Dominion proposes to end its coal generation in South Carolina by 2030

Dive summary:

  • Dominion Energy South Carolina presented its modified integrated resource plan (IRP) on Friday, including a “preferred” scenario that would withdraw its coal generation fleet by 2030 and convert its Cope Station coal plant to natural gas.
  • Most of Dominion’s scenarios included large blocks of solar and solar storage plus battery added between 2030 and 2048, with the potential to add 2,000 MW of solar energy from 2026 to 2048, over 973 MW of solar energy on a utility scale already contracted. , as well as 700 to 900 MW of battery storage.
  • Dominion submitted 14 different generation resource plans after regulators unanimously rejected its 2020 order in December, finding that the dealership had misrepresented its fuel costs and had no demand-side management resource options. The South Carolina Public Service Commission (PSC) specifically asked the concessionaire to model an early retirement from its coal fleet, and three of Dominion’s plans assume this scenario.

Dive Insight:

The concessionaire favored a long-term resource plan that would remove large coal plants in a decade and add solar and battery storage resources, taking 1,709 MW of coal offline between three different plants.

Dominion Energy aims to have net emissions of carbon dioxide and methane across all of its service territories by 2050.

“The modified Integrated Resources Plan 2020 features alternative plans that provide customers with a path to clean, renewable energy, allowing technologies to mature,” Dominion spokesman Paul Fischer said in an email. “This 2020 modified GO P highlights details about how, in recent years, Dominion Energy South Carolina has reduced our dependence on coal generation, increased our percentage of solar generation and, as a result, created a cleaner generation fleet. “

Regulators overturned Dominion’s original IRP for delaying storage additions and under-designing the growth of renewable resources.

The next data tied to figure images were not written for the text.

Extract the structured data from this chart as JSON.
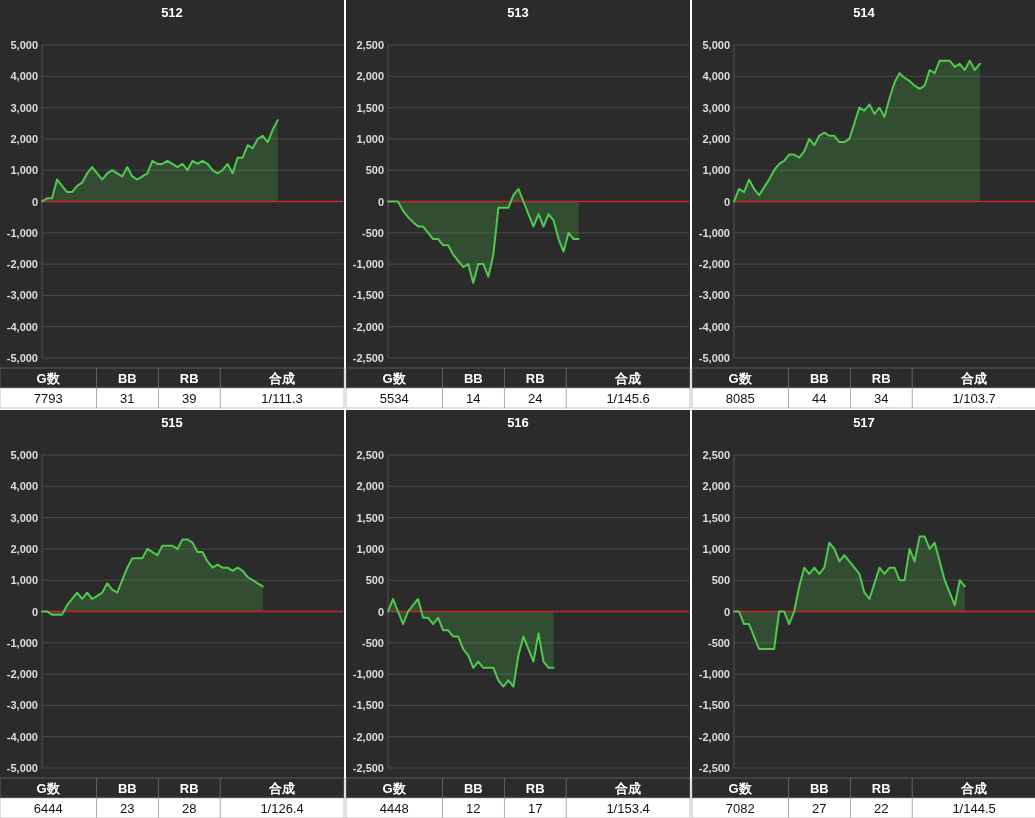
{
  "chart_data": [
    {
      "type": "area",
      "title": "512",
      "color": "#4fc94f",
      "grid": "y",
      "ylim": [
        -5000,
        5000
      ],
      "yticks": [
        {
          "value": -5000,
          "label": "-5,000"
        },
        {
          "value": -4000,
          "label": "-4,000"
        },
        {
          "value": -3000,
          "label": "-3,000"
        },
        {
          "value": -2000,
          "label": "-2,000"
        },
        {
          "value": -1000,
          "label": "-1,000"
        },
        0,
        {
          "value": 1000,
          "label": "1,000"
        },
        {
          "value": 2000,
          "label": "2,000"
        },
        {
          "value": 3000,
          "label": "3,000"
        },
        {
          "value": 4000,
          "label": "4,000"
        },
        {
          "value": 5000,
          "label": "5,000"
        }
      ],
      "categories": [
        null,
        null,
        null,
        null,
        null,
        null,
        null,
        null,
        null,
        null,
        null,
        null,
        null,
        null,
        null,
        null,
        null,
        null,
        null,
        null,
        null,
        null,
        null,
        null,
        null,
        null,
        null,
        null,
        null,
        null,
        null,
        null,
        null,
        null,
        null,
        null,
        null,
        null,
        null,
        null,
        null,
        null,
        null,
        null,
        null,
        null,
        null,
        null,
        null,
        null,
        null,
        null,
        null,
        null,
        null,
        null,
        null,
        null,
        null,
        null,
        null
      ],
      "values": [
        0,
        100,
        100,
        700,
        500,
        300,
        300,
        500,
        600,
        900,
        1100,
        900,
        700,
        900,
        1000,
        900,
        800,
        1100,
        800,
        700,
        800,
        900,
        1300,
        1200,
        1200,
        1300,
        1200,
        1100,
        1200,
        1000,
        1300,
        1200,
        1300,
        1200,
        1000,
        900,
        1000,
        1200,
        900,
        1400,
        1400,
        1800,
        1700,
        2000,
        2100,
        1900,
        2300,
        2600,
        null,
        null,
        null,
        null,
        null,
        null,
        null,
        null,
        null,
        null,
        null,
        null,
        null
      ],
      "ref_lines": [
        {
          "axis": "y",
          "value": 0,
          "color": "#c62828"
        }
      ],
      "annotations": [
        "G数",
        "BB",
        "RB",
        "合成",
        "7793",
        "31",
        "39",
        "1/111.3"
      ]
    },
    {
      "type": "area",
      "title": "513",
      "color": "#4fc94f",
      "grid": "y",
      "ylim": [
        -2500,
        2500
      ],
      "yticks": [
        {
          "value": -2500,
          "label": "-2,500"
        },
        {
          "value": -2000,
          "label": "-2,000"
        },
        {
          "value": -1500,
          "label": "-1,500"
        },
        {
          "value": -1000,
          "label": "-1,000"
        },
        -500,
        0,
        500,
        {
          "value": 1000,
          "label": "1,000"
        },
        {
          "value": 1500,
          "label": "1,500"
        },
        {
          "value": 2000,
          "label": "2,000"
        },
        {
          "value": 2500,
          "label": "2,500"
        }
      ],
      "categories": [
        null,
        null,
        null,
        null,
        null,
        null,
        null,
        null,
        null,
        null,
        null,
        null,
        null,
        null,
        null,
        null,
        null,
        null,
        null,
        null,
        null,
        null,
        null,
        null,
        null,
        null,
        null,
        null,
        null,
        null,
        null,
        null,
        null,
        null,
        null,
        null,
        null,
        null,
        null,
        null,
        null,
        null,
        null,
        null,
        null,
        null,
        null,
        null,
        null,
        null,
        null,
        null,
        null,
        null,
        null,
        null,
        null,
        null,
        null,
        null,
        null
      ],
      "values": [
        0,
        0,
        0,
        -150,
        -250,
        -330,
        -400,
        -400,
        -500,
        -600,
        -600,
        -700,
        -700,
        -850,
        -950,
        -1050,
        -1000,
        -1300,
        -1000,
        -1000,
        -1200,
        -850,
        -100,
        -100,
        -100,
        100,
        200,
        0,
        -200,
        -400,
        -200,
        -400,
        -200,
        -300,
        -600,
        -800,
        -500,
        -600,
        -600,
        null,
        null,
        null,
        null,
        null,
        null,
        null,
        null,
        null,
        null,
        null,
        null,
        null,
        null,
        null,
        null,
        null,
        null,
        null,
        null,
        null,
        null
      ],
      "ref_lines": [
        {
          "axis": "y",
          "value": 0,
          "color": "#c62828"
        }
      ],
      "annotations": [
        "G数",
        "BB",
        "RB",
        "合成",
        "5534",
        "14",
        "24",
        "1/145.6"
      ]
    },
    {
      "type": "area",
      "title": "514",
      "color": "#4fc94f",
      "grid": "y",
      "ylim": [
        -5000,
        5000
      ],
      "yticks": [
        {
          "value": -5000,
          "label": "-5,000"
        },
        {
          "value": -4000,
          "label": "-4,000"
        },
        {
          "value": -3000,
          "label": "-3,000"
        },
        {
          "value": -2000,
          "label": "-2,000"
        },
        {
          "value": -1000,
          "label": "-1,000"
        },
        0,
        {
          "value": 1000,
          "label": "1,000"
        },
        {
          "value": 2000,
          "label": "2,000"
        },
        {
          "value": 3000,
          "label": "3,000"
        },
        {
          "value": 4000,
          "label": "4,000"
        },
        {
          "value": 5000,
          "label": "5,000"
        }
      ],
      "categories": [
        null,
        null,
        null,
        null,
        null,
        null,
        null,
        null,
        null,
        null,
        null,
        null,
        null,
        null,
        null,
        null,
        null,
        null,
        null,
        null,
        null,
        null,
        null,
        null,
        null,
        null,
        null,
        null,
        null,
        null,
        null,
        null,
        null,
        null,
        null,
        null,
        null,
        null,
        null,
        null,
        null,
        null,
        null,
        null,
        null,
        null,
        null,
        null,
        null,
        null,
        null,
        null,
        null,
        null,
        null,
        null,
        null,
        null,
        null,
        null,
        null
      ],
      "values": [
        0,
        400,
        300,
        700,
        400,
        200,
        450,
        700,
        1000,
        1200,
        1300,
        1500,
        1500,
        1400,
        1600,
        2000,
        1800,
        2100,
        2200,
        2100,
        2100,
        1900,
        1900,
        2000,
        2500,
        3000,
        2900,
        3100,
        2800,
        3000,
        2700,
        3300,
        3800,
        4100,
        3950,
        3850,
        3700,
        3600,
        3700,
        4200,
        4100,
        4500,
        4500,
        4500,
        4300,
        4400,
        4200,
        4500,
        4200,
        4400,
        null,
        null,
        null,
        null,
        null,
        null,
        null,
        null,
        null,
        null,
        null
      ],
      "ref_lines": [
        {
          "axis": "y",
          "value": 0,
          "color": "#c62828"
        }
      ],
      "annotations": [
        "G数",
        "BB",
        "RB",
        "合成",
        "8085",
        "44",
        "34",
        "1/103.7"
      ]
    },
    {
      "type": "area",
      "title": "515",
      "color": "#4fc94f",
      "grid": "y",
      "ylim": [
        -5000,
        5000
      ],
      "yticks": [
        {
          "value": -5000,
          "label": "-5,000"
        },
        {
          "value": -4000,
          "label": "-4,000"
        },
        {
          "value": -3000,
          "label": "-3,000"
        },
        {
          "value": -2000,
          "label": "-2,000"
        },
        {
          "value": -1000,
          "label": "-1,000"
        },
        0,
        {
          "value": 1000,
          "label": "1,000"
        },
        {
          "value": 2000,
          "label": "2,000"
        },
        {
          "value": 3000,
          "label": "3,000"
        },
        {
          "value": 4000,
          "label": "4,000"
        },
        {
          "value": 5000,
          "label": "5,000"
        }
      ],
      "categories": [
        null,
        null,
        null,
        null,
        null,
        null,
        null,
        null,
        null,
        null,
        null,
        null,
        null,
        null,
        null,
        null,
        null,
        null,
        null,
        null,
        null,
        null,
        null,
        null,
        null,
        null,
        null,
        null,
        null,
        null,
        null,
        null,
        null,
        null,
        null,
        null,
        null,
        null,
        null,
        null,
        null,
        null,
        null,
        null,
        null,
        null,
        null,
        null,
        null,
        null,
        null,
        null,
        null,
        null,
        null,
        null,
        null,
        null,
        null,
        null,
        null
      ],
      "values": [
        0,
        0,
        -100,
        -100,
        -100,
        200,
        400,
        600,
        400,
        600,
        400,
        500,
        600,
        900,
        700,
        600,
        1000,
        1400,
        1700,
        1700,
        1700,
        2000,
        1900,
        1800,
        2100,
        2100,
        2100,
        2000,
        2300,
        2300,
        2200,
        1900,
        1900,
        1600,
        1400,
        1500,
        1400,
        1400,
        1300,
        1400,
        1300,
        1100,
        1000,
        900,
        800,
        null,
        null,
        null,
        null,
        null,
        null,
        null,
        null,
        null,
        null,
        null,
        null,
        null,
        null,
        null,
        null
      ],
      "ref_lines": [
        {
          "axis": "y",
          "value": 0,
          "color": "#c62828"
        }
      ],
      "annotations": [
        "G数",
        "BB",
        "RB",
        "合成",
        "6444",
        "23",
        "28",
        "1/126.4"
      ]
    },
    {
      "type": "area",
      "title": "516",
      "color": "#4fc94f",
      "grid": "y",
      "ylim": [
        -2500,
        2500
      ],
      "yticks": [
        {
          "value": -2500,
          "label": "-2,500"
        },
        {
          "value": -2000,
          "label": "-2,000"
        },
        {
          "value": -1500,
          "label": "-1,500"
        },
        {
          "value": -1000,
          "label": "-1,000"
        },
        -500,
        0,
        500,
        {
          "value": 1000,
          "label": "1,000"
        },
        {
          "value": 1500,
          "label": "1,500"
        },
        {
          "value": 2000,
          "label": "2,000"
        },
        {
          "value": 2500,
          "label": "2,500"
        }
      ],
      "categories": [
        null,
        null,
        null,
        null,
        null,
        null,
        null,
        null,
        null,
        null,
        null,
        null,
        null,
        null,
        null,
        null,
        null,
        null,
        null,
        null,
        null,
        null,
        null,
        null,
        null,
        null,
        null,
        null,
        null,
        null,
        null,
        null,
        null,
        null,
        null,
        null,
        null,
        null,
        null,
        null,
        null,
        null,
        null,
        null,
        null,
        null,
        null,
        null,
        null,
        null,
        null,
        null,
        null,
        null,
        null,
        null,
        null,
        null,
        null,
        null,
        null
      ],
      "values": [
        0,
        200,
        0,
        -200,
        0,
        100,
        200,
        -100,
        -100,
        -200,
        -100,
        -300,
        -300,
        -400,
        -400,
        -600,
        -700,
        -900,
        -800,
        -900,
        -900,
        -900,
        -1100,
        -1200,
        -1100,
        -1200,
        -700,
        -400,
        -600,
        -800,
        -350,
        -800,
        -900,
        -900,
        null,
        null,
        null,
        null,
        null,
        null,
        null,
        null,
        null,
        null,
        null,
        null,
        null,
        null,
        null,
        null,
        null,
        null,
        null,
        null,
        null,
        null,
        null,
        null,
        null,
        null,
        null
      ],
      "ref_lines": [
        {
          "axis": "y",
          "value": 0,
          "color": "#c62828"
        }
      ],
      "annotations": [
        "G数",
        "BB",
        "RB",
        "合成",
        "4448",
        "12",
        "17",
        "1/153.4"
      ]
    },
    {
      "type": "area",
      "title": "517",
      "color": "#4fc94f",
      "grid": "y",
      "ylim": [
        -2500,
        2500
      ],
      "yticks": [
        {
          "value": -2500,
          "label": "-2,500"
        },
        {
          "value": -2000,
          "label": "-2,000"
        },
        {
          "value": -1500,
          "label": "-1,500"
        },
        {
          "value": -1000,
          "label": "-1,000"
        },
        -500,
        0,
        500,
        {
          "value": 1000,
          "label": "1,000"
        },
        {
          "value": 1500,
          "label": "1,500"
        },
        {
          "value": 2000,
          "label": "2,000"
        },
        {
          "value": 2500,
          "label": "2,500"
        }
      ],
      "categories": [
        null,
        null,
        null,
        null,
        null,
        null,
        null,
        null,
        null,
        null,
        null,
        null,
        null,
        null,
        null,
        null,
        null,
        null,
        null,
        null,
        null,
        null,
        null,
        null,
        null,
        null,
        null,
        null,
        null,
        null,
        null,
        null,
        null,
        null,
        null,
        null,
        null,
        null,
        null,
        null,
        null,
        null,
        null,
        null,
        null,
        null,
        null,
        null,
        null,
        null,
        null,
        null,
        null,
        null,
        null,
        null,
        null,
        null,
        null,
        null,
        null
      ],
      "values": [
        0,
        0,
        -200,
        -200,
        -400,
        -600,
        -600,
        -600,
        -600,
        0,
        0,
        -200,
        0,
        400,
        700,
        600,
        700,
        600,
        700,
        1100,
        1000,
        800,
        900,
        800,
        700,
        600,
        300,
        200,
        450,
        700,
        600,
        700,
        700,
        500,
        500,
        1000,
        800,
        1200,
        1200,
        1000,
        1100,
        800,
        500,
        300,
        100,
        500,
        400,
        null,
        null,
        null,
        null,
        null,
        null,
        null,
        null,
        null,
        null,
        null,
        null,
        null,
        null
      ],
      "ref_lines": [
        {
          "axis": "y",
          "value": 0,
          "color": "#c62828"
        }
      ],
      "annotations": [
        "G数",
        "BB",
        "RB",
        "合成",
        "7082",
        "27",
        "22",
        "1/144.5"
      ]
    }
  ]
}
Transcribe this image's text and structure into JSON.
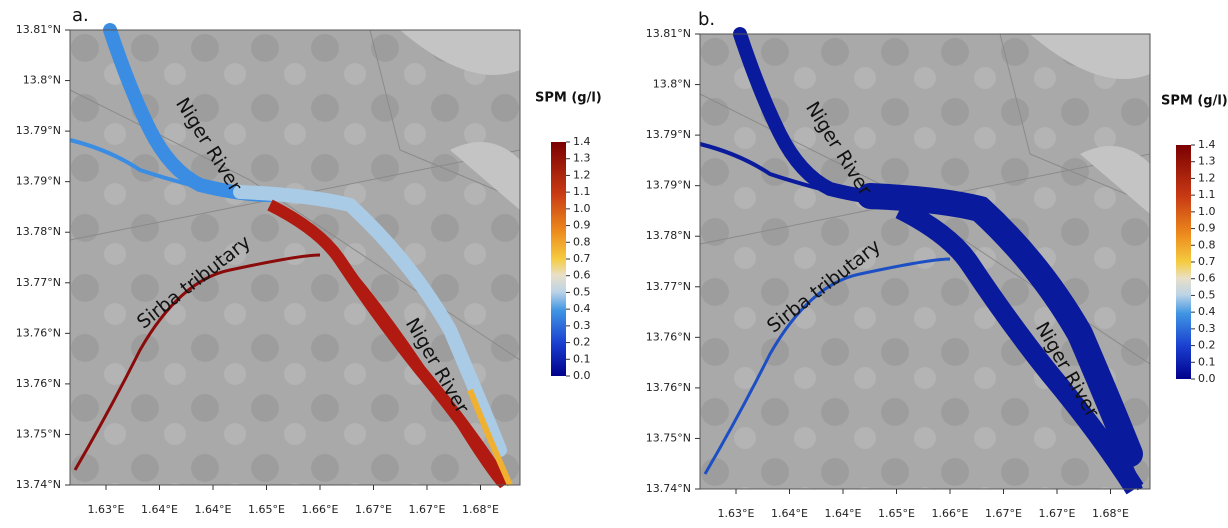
{
  "panels": [
    {
      "label": "a.",
      "lat_ticks": [
        "13.81°N",
        "13.8°N",
        "13.79°N",
        "13.79°N",
        "13.78°N",
        "13.77°N",
        "13.76°N",
        "13.76°N",
        "13.75°N",
        "13.74°N"
      ],
      "lon_ticks": [
        "1.63°E",
        "1.64°E",
        "1.64°E",
        "1.65°E",
        "1.66°E",
        "1.67°E",
        "1.67°E",
        "1.68°E"
      ],
      "legend": {
        "title": "SPM (g/l)",
        "ticks": [
          "1.4",
          "1.3",
          "1.2",
          "1.1",
          "1.0",
          "0.9",
          "0.8",
          "0.7",
          "0.6",
          "0.5",
          "0.4",
          "0.3",
          "0.2",
          "0.1",
          "0.0"
        ]
      },
      "annotations": [
        "Niger River",
        "Sirba tributary",
        "Niger River"
      ]
    },
    {
      "label": "b.",
      "lat_ticks": [
        "13.81°N",
        "13.8°N",
        "13.79°N",
        "13.79°N",
        "13.78°N",
        "13.77°N",
        "13.76°N",
        "13.76°N",
        "13.75°N",
        "13.74°N"
      ],
      "lon_ticks": [
        "1.63°E",
        "1.64°E",
        "1.64°E",
        "1.65°E",
        "1.66°E",
        "1.67°E",
        "1.67°E",
        "1.68°E"
      ],
      "legend": {
        "title": "SPM (g/l)",
        "ticks": [
          "1.4",
          "1.3",
          "1.2",
          "1.1",
          "1.0",
          "0.9",
          "0.8",
          "0.7",
          "0.6",
          "0.5",
          "0.4",
          "0.3",
          "0.2",
          "0.1",
          "0.0"
        ]
      },
      "annotations": [
        "Niger River",
        "Sirba tributary",
        "Niger River"
      ]
    }
  ]
}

The preferred resource plan would add 100 MW of solar energy in 2028 and an additional 300 MW in 2032, as well as 100 MW of battery storage in 2032.

The biggest short-term resource additions would be natural gas: 553 MW of combined cycle gas and 523 MW of large internal combustion turbine units in 2028, in addition to replacing 415 MW of coal with natural gas at Cope Station until 2030.

“This replacement generation protects reliability and provides a dispatchable generation base to support the addition of 1,900 to 2,000 [MW] of solar energy and 700 to 900 MW of battery storage from 2026 to 2048 “, wrote the company in the modified process.

“The plan also indicates that the most reasonable and prudent path for the company is a plan to retire Wateree and Williams stations in 2028. Natural gas, solar energy and battery storage resources would be added to the system … Specific retirement studies are being prepared that will inform future decision making and will be presented at a future IRP. “Fischer said.

Proponents of clean energy hailed the modified IRP as a relief for most black communities where these coal-fired power plants are located.

“These communities have fought long and hard for protections that others consider obvious, and now there is hope for real change,” said Will Harlan, senior representative for the Sierra Club’s Beyond Coal campaign in South Carolina, in a statement.

“But while we are very happy with the end in sight for Dominion Energy’s coal in South Carolina, adding fractured gas is a [shortsighted] moving that means that communities in Orangeburg County will not have the clean, safe energy they deserve – and we will continue to support them and work alongside them until they do, “he said, referring to the dual fuel Cope Station which would only operate on natural gas after 2030.

South Carolina regulators will make a decision on the revised IRP after the Office of Regulatory Staff (ORS) reports on the “sufficiency” of the modified protocol, according to Dori Jaffe, a senior lawyer at the Sierra Club. The ORS, and other parties that may comment, must act within 60 days of the concessionaire’s presentation, by April 20.